С этого дня Иосиф стал жить при кухне, лично подавал на стол начальнику фаршированную рыбу, а тот не уставал спрашивать, много ли у отца еще пломб во рту. На этот вопрос отец всегда делал такие загадочные глаза, что можно было подумать о наличии во всех оставшихся у него зубах пломб весом не менее, чем в два карата…
Спал отец в маленькой подсобке, оборудовав ее наподобие комнатки; питался со стола начальника, доедая за ним рыбу-фиш, постепенно отъедался и даже завел небольшой кругленький животик, который в досужие часы любил поглаживать…
Из окошка кухни ему была хорошо видна дверка в заборе, так жестоко разделившей мужские и женские судьбы, и иногда Иосиф открывал форточку, прислушиваясь к улице. Ему казалось, что из-за забора доносятся веселые женские крики, смех, игривые призывы, и от этих галлюцинаций он становился сам не свой, его душа приходила в нервное состояние, а рука сама собой опускалась в лагерные штаны…
Как-то весенним мартовским утром отцу стало совсем плохо. Он понял, что пройди еще один месяц, лишенный женского тепла и его тело с душой не выдержат и разъединятся…
Иосиф решил действовать! Он выковырял из зуба пломбу с последним бриллиантом и пошел к начальнику лагеря на поклон.
— Чего ты хочешь за него? — ласково спросил начальник. Иосиф мгновение помялся и, потупив печальные очи, ответил:
— Хочу ходить вечерами в дверку…
Взяточник захохотал и, сально отсмеявшись, дал свое «добро», но, однако, предупредил, что на женской половине ему можно находится только один час в сутки, с восьми до девяти вечера, когда там отсутствует жестокая Ши Линь — главная надзирательница. Она люто ненавидит мужчин, и попадись ей Иосиф — быть ему тогда евнухом на все оставшиеся времена… Напоследок начальник выписал отцу пропуск и, тут же забыв о нем, стал разглядывать свой бриллиант в лупу…

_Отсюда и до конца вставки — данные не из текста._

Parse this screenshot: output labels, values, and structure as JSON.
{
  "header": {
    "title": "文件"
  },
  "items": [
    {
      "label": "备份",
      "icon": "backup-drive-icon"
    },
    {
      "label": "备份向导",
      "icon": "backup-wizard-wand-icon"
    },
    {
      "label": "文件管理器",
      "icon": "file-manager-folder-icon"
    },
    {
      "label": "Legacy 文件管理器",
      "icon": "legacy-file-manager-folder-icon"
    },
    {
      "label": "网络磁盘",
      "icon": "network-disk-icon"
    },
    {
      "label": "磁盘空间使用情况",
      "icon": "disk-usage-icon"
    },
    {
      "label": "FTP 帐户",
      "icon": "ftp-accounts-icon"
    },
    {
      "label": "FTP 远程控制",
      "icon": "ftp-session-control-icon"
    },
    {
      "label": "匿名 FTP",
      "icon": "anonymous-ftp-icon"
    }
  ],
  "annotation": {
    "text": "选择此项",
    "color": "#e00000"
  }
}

Этот день Иосиф решил отмечать как религиозный праздник, всю жизнь. Он целых десять минут благодарил Моисея, шепча молитвы, и сочувствовал своим далеким предкам, добровольно отказавшимся от женщин, дабы служить религии. Затем отец побрился, подстриг запущенные волосы, а завершил гигиенические процедуры мытьем тела в пищевой кастрюле, из которой обычно ели младшие надзиратели зоны.

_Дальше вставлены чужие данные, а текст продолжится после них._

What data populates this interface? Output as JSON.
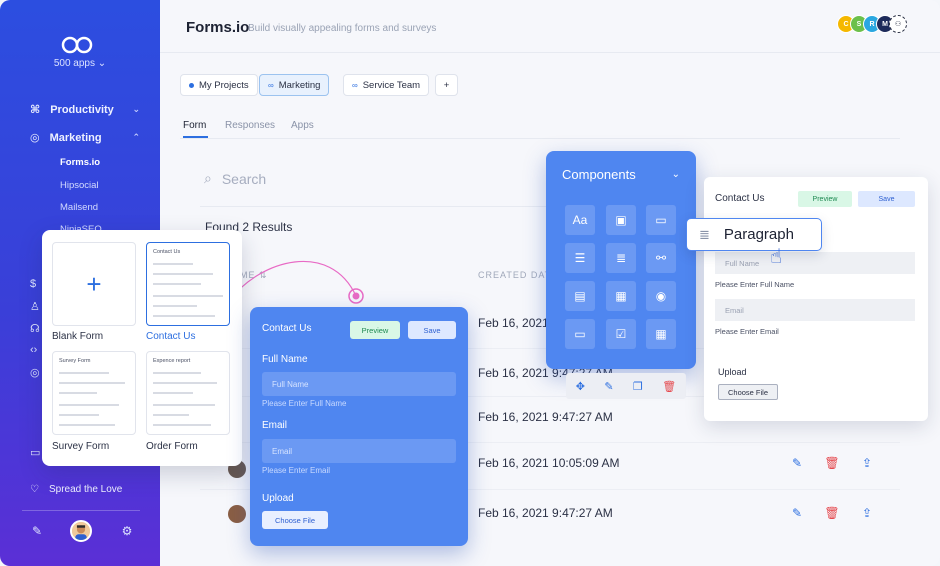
{
  "sidebar": {
    "apps_count": "500 apps",
    "items": [
      {
        "label": "Productivity"
      },
      {
        "label": "Marketing"
      }
    ],
    "sub_items": [
      "Forms.io",
      "Hipsocial",
      "Mailsend",
      "NinjaSEO"
    ],
    "spread": "Spread the Love"
  },
  "header": {
    "title": "Forms.io",
    "subtitle": "Build visually appealing forms and surveys",
    "avatars": [
      "C",
      "S",
      "R",
      "M"
    ]
  },
  "projects": [
    "My Projects",
    "Marketing",
    "Service Team",
    "+"
  ],
  "tabs": [
    "Form",
    "Responses",
    "Apps"
  ],
  "search": {
    "placeholder": "Search"
  },
  "found": "Found 2 Results",
  "columns": [
    "ME",
    "CREATED DAT"
  ],
  "rows": [
    {
      "date": "Feb 16, 2021 9:47:27 AM"
    },
    {
      "date": "Feb 16, 2021 9:47:27 AM"
    },
    {
      "date": "Feb 16, 2021 9:47:27 AM"
    },
    {
      "date": "Feb 16, 2021 10:05:09 AM"
    },
    {
      "date": "Feb 16, 2021 9:47:27 AM"
    }
  ],
  "templates": [
    {
      "label": "Blank Form"
    },
    {
      "label": "Contact Us",
      "mini": "Contact Us"
    },
    {
      "label": "Survey Form",
      "mini": "Survey Form"
    },
    {
      "label": "Order Form",
      "mini": "Expence report"
    }
  ],
  "form_card": {
    "title": "Contact Us",
    "preview": "Preview",
    "save": "Save",
    "full_name_label": "Full Name",
    "full_name_placeholder": "Full Name",
    "full_name_help": "Please Enter Full Name",
    "email_label": "Email",
    "email_placeholder": "Email",
    "email_help": "Please Enter Email",
    "upload_label": "Upload",
    "choose_file": "Choose File"
  },
  "components": {
    "title": "Components",
    "text_icon": "Aa"
  },
  "preview_card": {
    "title": "Contact Us",
    "preview": "Preview",
    "save": "Save",
    "full_name_placeholder": "Full Name",
    "full_name_help": "Please Enter Full Name",
    "email_placeholder": "Email",
    "email_help": "Please Enter Email",
    "upload_label": "Upload",
    "choose_file": "Choose File"
  },
  "paragraph": "Paragraph",
  "colors": {
    "accent": "#2d6fe0",
    "card_blue": "#4f86f0",
    "danger": "#e5484d",
    "preview_green": "#d9f7e6"
  }
}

Посвежевший, в чистых штанах, он все же робко подходил к двери, загодя доставая из кармана пропуск. Часовой, пробежав бумажку глазами, распахнул перед Иосифом врата рая, и он шагнул в него, заранее задыхаясь от восторга, готовый припуститься во всю прыть к райскому строению… Его свежий порыв остановил часовой.
— У тебя три минуты, — предупредил он. — Скоро девять…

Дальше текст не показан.